Program in American Studies, Ken Chen and Sally Wen Mao

November 6, 2019 · 4:30 pm6:00 pm · Donald G. Drapkin Studio, Lewis Arts Complex

Ken Chen, Sally Wen Mao: photos courtesy of the author

Celebrating New Asian American Writing

Ken Chen served as the executive director of the Asian American Writers’ Workshop from 2008 to 2019. He is the recipient of the Yale Younger Poets Award, the oldest annual literary award in America, for his book Juvenilia, which was selected by the poet Louise Glück. An NEA, NYFA and Bread Loaf fellow, Chen co-founded the cultural website Arts & Letters Daily and CultureStrike, a national arts organization dedicated to migrant justice. A graduate of Yale Law School, he successfully defended the asylum application of an undocumented Muslim high school student from Guinea detained by Homeland Security. He will be working on his next manuscript — “Death Star,” which explores colonialism as the underworld and death as migration — at the Cullman Center of the New York Public Library in 2019.

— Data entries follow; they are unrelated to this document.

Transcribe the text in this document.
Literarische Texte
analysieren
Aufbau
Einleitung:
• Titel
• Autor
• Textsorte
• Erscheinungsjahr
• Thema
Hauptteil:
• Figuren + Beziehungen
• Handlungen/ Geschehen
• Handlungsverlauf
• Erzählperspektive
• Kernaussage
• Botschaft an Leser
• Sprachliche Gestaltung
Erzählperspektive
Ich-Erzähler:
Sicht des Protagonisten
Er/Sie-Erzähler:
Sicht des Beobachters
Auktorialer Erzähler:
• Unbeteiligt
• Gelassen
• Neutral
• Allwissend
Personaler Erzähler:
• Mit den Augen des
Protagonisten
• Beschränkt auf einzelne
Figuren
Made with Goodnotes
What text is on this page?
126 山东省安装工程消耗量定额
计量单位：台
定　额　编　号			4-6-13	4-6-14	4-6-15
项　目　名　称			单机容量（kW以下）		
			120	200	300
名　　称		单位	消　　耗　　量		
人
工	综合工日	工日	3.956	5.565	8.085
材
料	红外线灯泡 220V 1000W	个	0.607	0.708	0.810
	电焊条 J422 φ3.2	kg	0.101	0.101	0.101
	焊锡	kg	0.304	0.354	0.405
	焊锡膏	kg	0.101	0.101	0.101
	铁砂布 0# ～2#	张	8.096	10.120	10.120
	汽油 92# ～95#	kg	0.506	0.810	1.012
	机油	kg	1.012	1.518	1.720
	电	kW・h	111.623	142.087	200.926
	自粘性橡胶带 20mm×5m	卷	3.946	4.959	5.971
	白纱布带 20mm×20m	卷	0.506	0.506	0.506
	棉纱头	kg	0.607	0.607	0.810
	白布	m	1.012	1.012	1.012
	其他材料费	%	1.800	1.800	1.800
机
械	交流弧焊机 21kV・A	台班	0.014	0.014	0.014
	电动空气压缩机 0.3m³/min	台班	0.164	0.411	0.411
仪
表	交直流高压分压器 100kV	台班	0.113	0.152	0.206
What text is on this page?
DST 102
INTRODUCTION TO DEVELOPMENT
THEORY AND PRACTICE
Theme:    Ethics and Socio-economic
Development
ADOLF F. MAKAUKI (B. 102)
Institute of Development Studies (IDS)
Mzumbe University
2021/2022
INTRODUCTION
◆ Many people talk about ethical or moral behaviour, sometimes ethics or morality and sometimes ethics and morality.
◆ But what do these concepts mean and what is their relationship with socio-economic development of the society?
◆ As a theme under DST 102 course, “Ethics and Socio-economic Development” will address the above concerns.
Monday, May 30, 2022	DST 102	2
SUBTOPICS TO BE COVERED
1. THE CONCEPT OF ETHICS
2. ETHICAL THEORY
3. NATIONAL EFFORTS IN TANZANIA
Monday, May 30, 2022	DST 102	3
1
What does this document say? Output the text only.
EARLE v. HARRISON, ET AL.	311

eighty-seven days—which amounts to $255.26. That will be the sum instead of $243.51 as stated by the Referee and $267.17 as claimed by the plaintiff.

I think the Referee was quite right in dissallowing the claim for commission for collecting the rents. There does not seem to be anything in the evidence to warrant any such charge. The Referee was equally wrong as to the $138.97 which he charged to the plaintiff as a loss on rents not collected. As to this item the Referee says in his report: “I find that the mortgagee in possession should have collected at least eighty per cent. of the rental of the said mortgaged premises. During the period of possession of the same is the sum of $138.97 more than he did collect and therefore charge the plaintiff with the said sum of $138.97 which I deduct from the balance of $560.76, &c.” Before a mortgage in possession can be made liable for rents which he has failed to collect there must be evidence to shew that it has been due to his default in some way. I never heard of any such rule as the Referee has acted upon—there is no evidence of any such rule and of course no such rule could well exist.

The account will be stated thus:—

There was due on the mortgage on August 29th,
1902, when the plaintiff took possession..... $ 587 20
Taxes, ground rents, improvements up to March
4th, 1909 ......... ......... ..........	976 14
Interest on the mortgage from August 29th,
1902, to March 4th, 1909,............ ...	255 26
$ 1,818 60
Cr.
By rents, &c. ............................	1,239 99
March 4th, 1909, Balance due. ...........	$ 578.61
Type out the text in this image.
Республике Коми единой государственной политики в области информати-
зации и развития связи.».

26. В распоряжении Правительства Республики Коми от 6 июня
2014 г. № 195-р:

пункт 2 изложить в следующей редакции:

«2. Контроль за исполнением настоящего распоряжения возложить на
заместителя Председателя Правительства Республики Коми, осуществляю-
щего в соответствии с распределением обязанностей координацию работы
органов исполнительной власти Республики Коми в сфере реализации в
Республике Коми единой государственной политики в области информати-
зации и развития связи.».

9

Sally Wen Mao is the author of Oculus (Graywolf Press, 2019). Oculus has been featured or reviewed by Nylon, The Washington Post, Lit Hub, NPR, Vulture, O Magazine, The Millions, The Rumpus, Electric Literature, Poets & Writers, and The New Yorker, among others. Her first book, Mad Honey Symposium (Alice James Books, 2014), was the winner of the 2012 Kinereth Gensler Award and a Poets & Writers Top Ten Debut of 2014. She holds an MFA from Cornell University has taught at Cornell, Hunter College and widely elsewhere. She was a 2016-17 Cullman Center Fellow at the New York Public Library and the 2017-18 Jenny McKean Moore Writer-in-Washington at The George Washington University.

In 2019-20, in cooperation with the Program in Creative Writing, the Lewis Center for the Arts, and the Department of English, the Asian American Studies Lecture Series is dedicated to contemporary Asian American letters, to showcase the recent explosion of Asian American creative writers and to highlight the expansive geopolitical diversity of what constitutes Asian American letters today.